The warning comes as the Central Bank revealed a dramatic increase by 13,600 to 33,700 in the number of cases it has forced lenders to acknowledge.
It said the compensation and redress by the mortgage banks has to date reached almost €300m.
However, financial consultant and consumer advocate Padraic Kissane said the new figures mean the total compensation bill for the scandal will reach €1bn, while the follow-on from the investigation will mean that fines for the banks “will be off the charts”.
After winning the cases for two customers eight years ago, Mr Kissane went on to liaise with the Central Bank’s investigation to fight for 3,000 customers.
He said everyone who lost a home because of the scandal should be compensated and have their tracker mortgages restored and their stamp duty paid, if they qualify for a home loan.

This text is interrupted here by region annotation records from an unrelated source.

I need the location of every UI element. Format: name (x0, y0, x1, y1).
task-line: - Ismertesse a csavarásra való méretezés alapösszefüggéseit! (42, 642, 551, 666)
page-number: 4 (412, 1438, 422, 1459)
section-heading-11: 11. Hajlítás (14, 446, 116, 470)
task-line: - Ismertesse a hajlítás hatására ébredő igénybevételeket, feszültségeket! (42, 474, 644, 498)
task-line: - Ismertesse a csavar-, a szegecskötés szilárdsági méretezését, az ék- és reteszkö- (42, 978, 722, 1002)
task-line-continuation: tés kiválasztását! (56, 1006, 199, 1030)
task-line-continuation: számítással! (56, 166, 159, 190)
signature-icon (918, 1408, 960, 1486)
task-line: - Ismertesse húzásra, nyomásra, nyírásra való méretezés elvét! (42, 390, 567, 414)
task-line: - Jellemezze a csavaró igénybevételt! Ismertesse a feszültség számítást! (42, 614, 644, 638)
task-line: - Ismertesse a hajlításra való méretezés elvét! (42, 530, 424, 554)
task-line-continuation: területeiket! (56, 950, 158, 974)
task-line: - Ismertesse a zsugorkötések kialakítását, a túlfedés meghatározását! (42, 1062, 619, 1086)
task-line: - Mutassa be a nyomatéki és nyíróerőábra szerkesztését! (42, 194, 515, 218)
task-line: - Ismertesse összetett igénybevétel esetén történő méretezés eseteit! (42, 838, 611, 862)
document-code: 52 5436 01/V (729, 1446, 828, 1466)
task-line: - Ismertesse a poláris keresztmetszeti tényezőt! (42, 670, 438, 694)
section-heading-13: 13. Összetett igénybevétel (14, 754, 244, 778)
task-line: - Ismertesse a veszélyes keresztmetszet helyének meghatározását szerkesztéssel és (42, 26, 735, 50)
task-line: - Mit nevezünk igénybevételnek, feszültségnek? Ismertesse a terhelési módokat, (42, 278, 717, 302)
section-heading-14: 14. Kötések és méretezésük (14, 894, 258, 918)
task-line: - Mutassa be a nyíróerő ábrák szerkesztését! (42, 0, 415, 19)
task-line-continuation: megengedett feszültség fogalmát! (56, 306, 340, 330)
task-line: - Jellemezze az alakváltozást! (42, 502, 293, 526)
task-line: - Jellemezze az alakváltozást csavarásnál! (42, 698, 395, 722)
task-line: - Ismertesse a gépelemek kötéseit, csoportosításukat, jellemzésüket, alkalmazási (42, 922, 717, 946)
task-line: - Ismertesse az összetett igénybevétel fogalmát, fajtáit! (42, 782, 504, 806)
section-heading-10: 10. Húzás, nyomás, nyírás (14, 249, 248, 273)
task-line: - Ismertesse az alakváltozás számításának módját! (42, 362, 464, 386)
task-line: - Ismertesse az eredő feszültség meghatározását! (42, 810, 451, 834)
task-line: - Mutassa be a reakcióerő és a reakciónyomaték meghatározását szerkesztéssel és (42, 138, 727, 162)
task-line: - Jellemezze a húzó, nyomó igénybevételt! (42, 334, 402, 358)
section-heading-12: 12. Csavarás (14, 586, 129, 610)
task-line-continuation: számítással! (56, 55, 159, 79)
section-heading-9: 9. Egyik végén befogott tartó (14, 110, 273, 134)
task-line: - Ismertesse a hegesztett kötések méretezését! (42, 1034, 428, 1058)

The Central Bank revealed that its pressure led to lenders admitting:
- 13,600 additional customers were brought into the scope of the investigation;
- €297m has been paid into compensation to date “with more to follow”;
- KBC said its total for affected customers has increased to 3,545 as the reviews progressed;
- Bank of Ireland confirmed in November that it had identified another 6,000 borrowers who were overcharged, bringing its total to 14,500, including 5,000 who had been addressed in 2010;
- AIB’s number of affected customers is up to 5,402;
- Ulster Bank had 3,500 customers on the wrong rates and Permanent TSB 1,980.

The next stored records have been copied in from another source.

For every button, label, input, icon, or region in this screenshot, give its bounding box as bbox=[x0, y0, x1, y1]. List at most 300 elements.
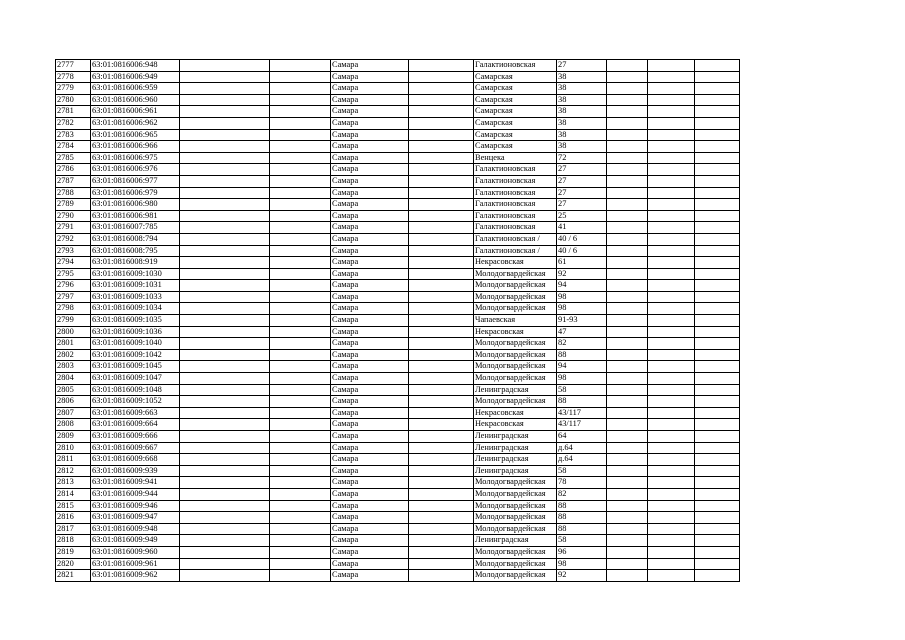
city-cell: Самара bbox=[331, 442, 409, 454]
cadastral-number-cell: 63:01:0816008:795 bbox=[91, 245, 180, 257]
house-number-cell: 38 bbox=[557, 129, 607, 141]
empty-cell bbox=[409, 199, 474, 211]
empty-cell bbox=[270, 546, 331, 558]
house-number-cell: 47 bbox=[557, 326, 607, 338]
house-number-cell: 27 bbox=[557, 199, 607, 211]
cadastral-number-cell: 63:01:0816009:944 bbox=[91, 488, 180, 500]
empty-cell bbox=[270, 396, 331, 408]
empty-cell bbox=[648, 384, 695, 396]
city-cell: Самара bbox=[331, 245, 409, 257]
empty-cell bbox=[180, 94, 270, 106]
table-row bbox=[56, 175, 740, 187]
empty-cell bbox=[180, 141, 270, 153]
empty-cell bbox=[180, 257, 270, 269]
street-cell: Самарская bbox=[474, 106, 557, 118]
empty-cell bbox=[180, 152, 270, 164]
empty-cell bbox=[180, 303, 270, 315]
empty-cell bbox=[180, 71, 270, 83]
empty-cell bbox=[180, 164, 270, 176]
cadastral-number-cell: 63:01:0816009:1042 bbox=[91, 349, 180, 361]
empty-cell bbox=[607, 210, 648, 222]
street-cell: Молодогвардейская bbox=[474, 396, 557, 408]
empty-cell bbox=[409, 373, 474, 385]
cadastral-number-cell: 63:01:0816006:965 bbox=[91, 129, 180, 141]
empty-cell bbox=[607, 175, 648, 187]
empty-cell bbox=[270, 570, 331, 582]
house-number-cell: 98 bbox=[557, 291, 607, 303]
empty-cell bbox=[648, 407, 695, 419]
street-cell: Ленинградская bbox=[474, 442, 557, 454]
empty-cell bbox=[648, 94, 695, 106]
empty-cell bbox=[270, 407, 331, 419]
table-row bbox=[56, 396, 740, 408]
cadastral-number-cell: 63:01:0816009:1033 bbox=[91, 291, 180, 303]
empty-cell bbox=[607, 257, 648, 269]
table-row bbox=[56, 129, 740, 141]
city-cell: Самара bbox=[331, 512, 409, 524]
empty-cell bbox=[409, 419, 474, 431]
city-cell: Самара bbox=[331, 117, 409, 129]
street-cell: Галактионовская bbox=[474, 164, 557, 176]
cadastral-number-cell: 63:01:0816009:1045 bbox=[91, 361, 180, 373]
house-number-cell: 88 bbox=[557, 523, 607, 535]
house-number-cell: 43/117 bbox=[557, 407, 607, 419]
city-cell: Самара bbox=[331, 280, 409, 292]
empty-cell bbox=[607, 454, 648, 466]
cadastral-number-cell: 63:01:0816009:664 bbox=[91, 419, 180, 431]
empty-cell bbox=[648, 396, 695, 408]
house-number-cell: 27 bbox=[557, 175, 607, 187]
row-number-cell: 2789 bbox=[56, 199, 91, 211]
empty-cell bbox=[648, 303, 695, 315]
table-row bbox=[56, 558, 740, 570]
street-cell: Ленинградская bbox=[474, 535, 557, 547]
empty-cell bbox=[180, 268, 270, 280]
empty-cell bbox=[180, 60, 270, 72]
empty-cell bbox=[409, 245, 474, 257]
street-cell: Молодогвардейская bbox=[474, 546, 557, 558]
empty-cell bbox=[409, 233, 474, 245]
empty-cell bbox=[607, 535, 648, 547]
cadastral-number-cell: 63:01:0816009:962 bbox=[91, 570, 180, 582]
street-cell: Ленинградская bbox=[474, 384, 557, 396]
empty-cell bbox=[270, 535, 331, 547]
empty-cell bbox=[409, 222, 474, 234]
empty-cell bbox=[695, 512, 740, 524]
cadastral-number-cell: 63:01:0816009:663 bbox=[91, 407, 180, 419]
empty-cell bbox=[695, 291, 740, 303]
empty-cell bbox=[607, 361, 648, 373]
empty-cell bbox=[270, 303, 331, 315]
empty-cell bbox=[695, 454, 740, 466]
empty-cell bbox=[270, 338, 331, 350]
row-number-cell: 2798 bbox=[56, 303, 91, 315]
empty-cell bbox=[695, 210, 740, 222]
street-cell: Ленинградская bbox=[474, 454, 557, 466]
empty-cell bbox=[409, 268, 474, 280]
empty-cell bbox=[695, 546, 740, 558]
empty-cell bbox=[695, 222, 740, 234]
house-number-cell: 98 bbox=[557, 373, 607, 385]
row-number-cell: 2794 bbox=[56, 257, 91, 269]
street-cell: Молодогвардейская bbox=[474, 570, 557, 582]
street-cell: Молодогвардейская bbox=[474, 338, 557, 350]
empty-cell bbox=[648, 442, 695, 454]
cadastral-number-cell: 63:01:0816006:966 bbox=[91, 141, 180, 153]
empty-cell bbox=[180, 210, 270, 222]
row-number-cell: 2810 bbox=[56, 442, 91, 454]
table-row bbox=[56, 465, 740, 477]
empty-cell bbox=[180, 570, 270, 582]
empty-cell bbox=[695, 141, 740, 153]
table-row bbox=[56, 94, 740, 106]
empty-cell bbox=[270, 71, 331, 83]
table-row bbox=[56, 454, 740, 466]
house-number-cell: 88 bbox=[557, 349, 607, 361]
empty-cell bbox=[695, 361, 740, 373]
street-cell: Галактионовская bbox=[474, 187, 557, 199]
empty-cell bbox=[409, 175, 474, 187]
empty-cell bbox=[607, 442, 648, 454]
empty-cell bbox=[180, 488, 270, 500]
empty-cell bbox=[270, 129, 331, 141]
empty-cell bbox=[695, 257, 740, 269]
city-cell: Самара bbox=[331, 454, 409, 466]
cadastral-number-cell: 63:01:0816009:1034 bbox=[91, 303, 180, 315]
empty-cell bbox=[180, 454, 270, 466]
street-cell: Молодогвардейская bbox=[474, 268, 557, 280]
empty-cell bbox=[695, 187, 740, 199]
city-cell: Самара bbox=[331, 523, 409, 535]
empty-cell bbox=[270, 257, 331, 269]
empty-cell bbox=[648, 523, 695, 535]
empty-cell bbox=[270, 141, 331, 153]
empty-cell bbox=[270, 373, 331, 385]
street-cell: Молодогвардейская bbox=[474, 558, 557, 570]
table-row bbox=[56, 477, 740, 489]
empty-cell bbox=[607, 164, 648, 176]
city-cell: Самара bbox=[331, 303, 409, 315]
street-cell: Молодогвардейская bbox=[474, 303, 557, 315]
table-row bbox=[56, 361, 740, 373]
empty-cell bbox=[648, 477, 695, 489]
empty-cell bbox=[695, 164, 740, 176]
street-cell: Чапаевская bbox=[474, 315, 557, 327]
empty-cell bbox=[695, 94, 740, 106]
table-row bbox=[56, 384, 740, 396]
empty-cell bbox=[270, 94, 331, 106]
empty-cell bbox=[409, 280, 474, 292]
empty-cell bbox=[695, 60, 740, 72]
table-row bbox=[56, 546, 740, 558]
empty-cell bbox=[695, 129, 740, 141]
empty-cell bbox=[695, 303, 740, 315]
empty-cell bbox=[409, 257, 474, 269]
empty-cell bbox=[607, 570, 648, 582]
table-row bbox=[56, 500, 740, 512]
empty-cell bbox=[607, 512, 648, 524]
cadastral-number-cell: 63:01:0816009:948 bbox=[91, 523, 180, 535]
row-number-cell: 2820 bbox=[56, 558, 91, 570]
empty-cell bbox=[607, 396, 648, 408]
cadastral-number-cell: 63:01:0816008:919 bbox=[91, 257, 180, 269]
house-number-cell: 41 bbox=[557, 222, 607, 234]
data-table bbox=[55, 59, 740, 582]
table-row bbox=[56, 512, 740, 524]
empty-cell bbox=[648, 164, 695, 176]
house-number-cell: 82 bbox=[557, 338, 607, 350]
table-row bbox=[56, 338, 740, 350]
empty-cell bbox=[180, 280, 270, 292]
empty-cell bbox=[409, 291, 474, 303]
empty-cell bbox=[270, 384, 331, 396]
empty-cell bbox=[607, 71, 648, 83]
table-row bbox=[56, 60, 740, 72]
city-cell: Самара bbox=[331, 558, 409, 570]
empty-cell bbox=[270, 558, 331, 570]
cadastral-number-cell: 63:01:0816009:668 bbox=[91, 454, 180, 466]
street-cell: Ленинградская bbox=[474, 431, 557, 443]
empty-cell bbox=[409, 488, 474, 500]
cadastral-number-cell: 63:01:0816009:1047 bbox=[91, 373, 180, 385]
city-cell: Самара bbox=[331, 222, 409, 234]
empty-cell bbox=[648, 199, 695, 211]
empty-cell bbox=[270, 465, 331, 477]
table-row bbox=[56, 315, 740, 327]
cadastral-number-cell: 63:01:0816009:941 bbox=[91, 477, 180, 489]
table-row bbox=[56, 245, 740, 257]
city-cell: Самара bbox=[331, 465, 409, 477]
empty-cell bbox=[180, 326, 270, 338]
table-body bbox=[56, 60, 740, 582]
city-cell: Самара bbox=[331, 233, 409, 245]
street-cell: Некрасовская bbox=[474, 326, 557, 338]
cadastral-number-cell: 63:01:0816009:961 bbox=[91, 558, 180, 570]
empty-cell bbox=[648, 83, 695, 95]
row-number-cell: 2809 bbox=[56, 431, 91, 443]
empty-cell bbox=[695, 442, 740, 454]
row-number-cell: 2821 bbox=[56, 570, 91, 582]
empty-cell bbox=[180, 291, 270, 303]
row-number-cell: 2792 bbox=[56, 233, 91, 245]
row-number-cell: 2779 bbox=[56, 83, 91, 95]
empty-cell bbox=[607, 152, 648, 164]
empty-cell bbox=[648, 291, 695, 303]
empty-cell bbox=[648, 315, 695, 327]
table-row bbox=[56, 419, 740, 431]
empty-cell bbox=[180, 384, 270, 396]
street-cell: Молодогвардейская bbox=[474, 488, 557, 500]
empty-cell bbox=[180, 500, 270, 512]
empty-cell bbox=[648, 373, 695, 385]
cadastral-number-cell: 63:01:0816006:976 bbox=[91, 164, 180, 176]
row-number-cell: 2778 bbox=[56, 71, 91, 83]
row-number-cell: 2785 bbox=[56, 152, 91, 164]
house-number-cell: 94 bbox=[557, 280, 607, 292]
empty-cell bbox=[607, 500, 648, 512]
empty-cell bbox=[409, 210, 474, 222]
table-row bbox=[56, 222, 740, 234]
row-number-cell: 2804 bbox=[56, 373, 91, 385]
house-number-cell: 78 bbox=[557, 477, 607, 489]
row-number-cell: 2815 bbox=[56, 500, 91, 512]
table-row bbox=[56, 442, 740, 454]
city-cell: Самара bbox=[331, 152, 409, 164]
empty-cell bbox=[607, 291, 648, 303]
cadastral-number-cell: 63:01:0816008:794 bbox=[91, 233, 180, 245]
empty-cell bbox=[409, 129, 474, 141]
table-row bbox=[56, 233, 740, 245]
empty-cell bbox=[648, 465, 695, 477]
empty-cell bbox=[648, 106, 695, 118]
empty-cell bbox=[180, 396, 270, 408]
empty-cell bbox=[607, 558, 648, 570]
empty-cell bbox=[409, 152, 474, 164]
house-number-cell: 40 / 6 bbox=[557, 245, 607, 257]
street-cell: Галактионовская bbox=[474, 199, 557, 211]
street-cell: Некрасовская bbox=[474, 407, 557, 419]
empty-cell bbox=[270, 60, 331, 72]
empty-cell bbox=[607, 465, 648, 477]
empty-cell bbox=[607, 338, 648, 350]
empty-cell bbox=[180, 407, 270, 419]
empty-cell bbox=[180, 338, 270, 350]
city-cell: Самара bbox=[331, 257, 409, 269]
street-cell: Самарская bbox=[474, 141, 557, 153]
empty-cell bbox=[270, 106, 331, 118]
table-row bbox=[56, 152, 740, 164]
empty-cell bbox=[409, 141, 474, 153]
city-cell: Самара bbox=[331, 500, 409, 512]
empty-cell bbox=[648, 117, 695, 129]
empty-cell bbox=[409, 315, 474, 327]
empty-cell bbox=[648, 280, 695, 292]
empty-cell bbox=[695, 500, 740, 512]
empty-cell bbox=[695, 477, 740, 489]
street-cell: Некрасовская bbox=[474, 257, 557, 269]
empty-cell bbox=[648, 500, 695, 512]
city-cell: Самара bbox=[331, 361, 409, 373]
cadastral-number-cell: 63:01:0816006:980 bbox=[91, 199, 180, 211]
empty-cell bbox=[607, 419, 648, 431]
empty-cell bbox=[607, 83, 648, 95]
empty-cell bbox=[270, 210, 331, 222]
row-number-cell: 2816 bbox=[56, 512, 91, 524]
city-cell: Самара bbox=[331, 129, 409, 141]
empty-cell bbox=[695, 71, 740, 83]
street-cell: Молодогвардейская bbox=[474, 361, 557, 373]
street-cell: Самарская bbox=[474, 94, 557, 106]
empty-cell bbox=[409, 106, 474, 118]
empty-cell bbox=[409, 164, 474, 176]
empty-cell bbox=[607, 187, 648, 199]
street-cell: Молодогвардейская bbox=[474, 523, 557, 535]
empty-cell bbox=[695, 535, 740, 547]
row-number-cell: 2817 bbox=[56, 523, 91, 535]
empty-cell bbox=[607, 268, 648, 280]
empty-cell bbox=[607, 477, 648, 489]
house-number-cell: 58 bbox=[557, 465, 607, 477]
house-number-cell: 38 bbox=[557, 106, 607, 118]
empty-cell bbox=[695, 233, 740, 245]
empty-cell bbox=[409, 407, 474, 419]
street-cell: Галактионовская / bbox=[474, 245, 557, 257]
city-cell: Самара bbox=[331, 94, 409, 106]
cadastral-number-cell: 63:01:0816009:1031 bbox=[91, 280, 180, 292]
row-number-cell: 2796 bbox=[56, 280, 91, 292]
table-row bbox=[56, 117, 740, 129]
empty-cell bbox=[270, 117, 331, 129]
street-cell: Галактионовская bbox=[474, 60, 557, 72]
house-number-cell: 38 bbox=[557, 117, 607, 129]
empty-cell bbox=[180, 117, 270, 129]
city-cell: Самара bbox=[331, 407, 409, 419]
house-number-cell: д.64 bbox=[557, 442, 607, 454]
house-number-cell: 92 bbox=[557, 570, 607, 582]
empty-cell bbox=[695, 465, 740, 477]
cadastral-number-cell: 63:01:0816009:1030 bbox=[91, 268, 180, 280]
empty-cell bbox=[607, 488, 648, 500]
empty-cell bbox=[409, 384, 474, 396]
empty-cell bbox=[607, 222, 648, 234]
empty-cell bbox=[270, 280, 331, 292]
empty-cell bbox=[180, 419, 270, 431]
empty-cell bbox=[180, 361, 270, 373]
empty-cell bbox=[270, 500, 331, 512]
empty-cell bbox=[607, 106, 648, 118]
empty-cell bbox=[270, 431, 331, 443]
city-cell: Самара bbox=[331, 546, 409, 558]
cadastral-number-cell: 63:01:0816006:949 bbox=[91, 71, 180, 83]
cadastral-number-cell: 63:01:0816009:667 bbox=[91, 442, 180, 454]
street-cell: Галактионовская / bbox=[474, 233, 557, 245]
empty-cell bbox=[607, 60, 648, 72]
cadastral-number-cell: 63:01:0816009:1036 bbox=[91, 326, 180, 338]
city-cell: Самара bbox=[331, 291, 409, 303]
empty-cell bbox=[409, 523, 474, 535]
empty-cell bbox=[409, 361, 474, 373]
empty-cell bbox=[607, 407, 648, 419]
city-cell: Самара bbox=[331, 187, 409, 199]
street-cell: Галактионовская bbox=[474, 210, 557, 222]
empty-cell bbox=[648, 71, 695, 83]
row-number-cell: 2818 bbox=[56, 535, 91, 547]
house-number-cell: 64 bbox=[557, 431, 607, 443]
table-row bbox=[56, 570, 740, 582]
empty-cell bbox=[270, 152, 331, 164]
street-cell: Молодогвардейская bbox=[474, 500, 557, 512]
empty-cell bbox=[270, 199, 331, 211]
city-cell: Самара bbox=[331, 106, 409, 118]
cadastral-number-cell: 63:01:0816009:939 bbox=[91, 465, 180, 477]
empty-cell bbox=[270, 442, 331, 454]
empty-cell bbox=[409, 94, 474, 106]
empty-cell bbox=[695, 431, 740, 443]
empty-cell bbox=[409, 454, 474, 466]
empty-cell bbox=[607, 546, 648, 558]
empty-cell bbox=[409, 535, 474, 547]
empty-cell bbox=[648, 129, 695, 141]
empty-cell bbox=[409, 570, 474, 582]
cadastral-number-cell: 63:01:0816006:981 bbox=[91, 210, 180, 222]
empty-cell bbox=[695, 199, 740, 211]
row-number-cell: 2807 bbox=[56, 407, 91, 419]
house-number-cell: 38 bbox=[557, 94, 607, 106]
cadastral-number-cell: 63:01:0816006:960 bbox=[91, 94, 180, 106]
street-cell: Галактионовская bbox=[474, 175, 557, 187]
empty-cell bbox=[695, 396, 740, 408]
empty-cell bbox=[409, 546, 474, 558]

Central Bank governor Philip Lane said: “Many lenders publicly state they put customers first. The evidence of the examination that we have suggests otherwise.”
Its report said all of the main lenders will likely face enforcement investigations.
In previous reports, the Central Bank said it had engaged with gardaí and the Competition and Consumer Protection Commission.
Economist Jim Power said staff in the banks “had been lied to” by top bank executives about the scope of the scandal.
“Banking is still characterised by extreme arrogance and the Central Bank systems in place like almost everywhere are not nearly sophisticated enough to deal with financial services,” he said.
The numbers involved in the tracker scandal will rise further and the banks must “now come clean” as to the full extent of the crisis, the chair of the Oireachtas finance committee has said.
John McGuinness, who highlighted the issue earlier this year, said the committee will now hold further meetings with the Central Bank and the ombudsman to to find out the extent of this crisis.
“We will hold further meetings in the New Year. It is clear Padraic Kissane was correct. This will get worse and bigger in terms of the numbers affected.
"I would urge the banks to get ahead of this and come clean and make sure adequate and fair compensation is given to those affected, which would mean substantial compensation in some cases,” he said.
The need for accountability at both the institution and individual senior executive level is imperative, according to Fianna Fáil’s finance spokesman Michael McGrath.
Speaking in the wake of the report, Mr McGrath said: “The real story behind this update is that the lenders did not voluntarily reveal the full extent of the tracker mortgage scandal.”
Finance Minister Paschal Donohoe said the five banks are making compensation and redress payments in line with the Central Bank’s framework, which ensures fair treatment is assured for customers.
He said customers can be assured that any payment that they receive, they will keep.